The “But he’s OUR thug!” Defense of Trump on Tariffs

The idea that American manufacturing workers, the U.S. economy, or American citizens in general, stand to benefit from tariffs on imports from America’s major trading partners is so inherently ridiculous that apart from a few Russian trolls copy-and-paste internet commenters, no one but corporate schemers hoping for a short term bonanza on American steel investments is supporting Trump’s madness at face value.

There is, however, a healthy presence of Trump cult pretzel-twisting in the air, as the faithful seek to explain away the Orange God’s numbskullery by insisting that Trump is not really serious about imposing tariffs, but is merely using them as a threat to force the enemy — that is, to force America’s major allies and trading partners — to renegotiate “bad deals,” or some such thing.

That his supporters should actually reduce themselves to using such an argument to justify Trump’s economic and historical illiteracy shows just how terrible his policy really is; even his most ardent fans can only explain it by saying, in effect, “He doesn’t really mean it.”

But I think the problem runs deeper than that. For even if they were correct in their analysis of Trump’s motives — i.e., that tariffs are merely a useful threat to bend Canada and the EU to his will on trade — they would only be proving that Trump is without scruples or moral guideposts of any kind. In fact, I imagine many of his supporters would be quite sanguine with this outcome, as long as they could tell themselves their hero’s unscrupulous tactics were somehow being applied for their benefit, i.e., MAGA. But for those Americans who are not quite morally or intellectually prepared to tie their country’s fate to progressive thuggery — “But at least he’s our thug!” — the implications of this peculiar defense of Trump’s tariff policies are at least as bad as the implications of having elected an economic Bernie Sanders for president.

Warning a rival, particularly a friendly rival, that unless some priority of yours is met, you might be forced to resort to a course of action that could only be deeply harmful to everyone on both sides of the rivalry, is inherently irrational, equivalent to solving a dispute with your neighbor about property lines by threatening to set fire to both his house and your own. (And make no mistake: Those who defend Trump on the grounds that he doesn’t really mean this tariff threat are acknowledging my premise that tariffs are harmful to everyone; that, after all, is why they feel the need to reject Ockham’s razor in order to rescue Trump from “meaning it.”)

And what is much worse, these defenders of irrational thuggery from their president are deliberately overlooking the more damning and obvious point, namely that Trump is not merely threatening to do an intrinsically stupid thing — he has actually done it.

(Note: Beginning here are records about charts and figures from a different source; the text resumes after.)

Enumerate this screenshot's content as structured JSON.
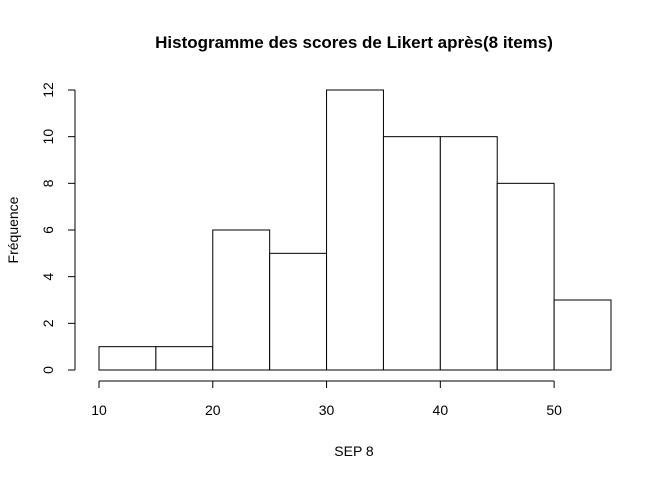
{
  "chart_data": {
    "type": "bar",
    "title": "Histogramme des scores de Likert après(8 items)",
    "xlabel": "SEP 8",
    "ylabel": "Fréquence",
    "bins": [
      [
        10,
        15
      ],
      [
        15,
        20
      ],
      [
        20,
        25
      ],
      [
        25,
        30
      ],
      [
        30,
        35
      ],
      [
        35,
        40
      ],
      [
        40,
        45
      ],
      [
        45,
        50
      ],
      [
        50,
        55
      ]
    ],
    "values": [
      1,
      1,
      6,
      5,
      12,
      10,
      10,
      8,
      3
    ],
    "xticks": [
      10,
      20,
      30,
      40,
      50
    ],
    "yticks": [
      0,
      2,
      4,
      6,
      8,
      10,
      12
    ],
    "xlim": [
      10,
      55
    ],
    "ylim": [
      0,
      12
    ],
    "grid": false,
    "bar_fill": "#ffffff",
    "bar_stroke": "#000000"
  }
}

That is, he has ordered the imposition of tariffs — it is policy now — and sent his Commerce Secretary (and steel industry profiteer) out to make the case for it yet again. In other words, their defense of Trump is not merely equivalent to praising him for threatening to set both his own and his neighbor’s house on fire, but rather to praising him for actually pouring the kerosene and throwing in a match.

If forcing trade renegotiations through such threats of mutual assured economic destruction were really Trump’s motive here, then this tactic would already make him a thug of Putinesque proportions. But what are we to say of a president who simply leaps in and imposes tariffs likely to harm his own fellow citizens as much as any other nation’s, if in fact his motive were merely to fire a warning shot? For the shot he actually fired was aimed directly at real human beings — Americans and internationals — people with families to support, debts to repay, futures to build, children to raise. If we are to judge a man by his actions, then if this “defense” of his motives were correct, we would have to conclude that Trump simply did not care that this particular action would cause direct and measurable harm to people’s lives, including of course the lives of his own voters. (Again, this is assuming the premise tacitly acknowledged by his defenders, namely that he is not “really” in favor of tariffs, i.e., that after all, nobody is that stupid.)

So which is it? Is Trump an economic idiot, unwittingly embarking on a course calibrated to Make America Smoot-Hawley Again? Or is he an amoral demagogue willingly risking the well-being of his fellow Americans and the economic stability of the “free world” in order to score petty “MAGA” points for his legacy as the greatest reality TV president?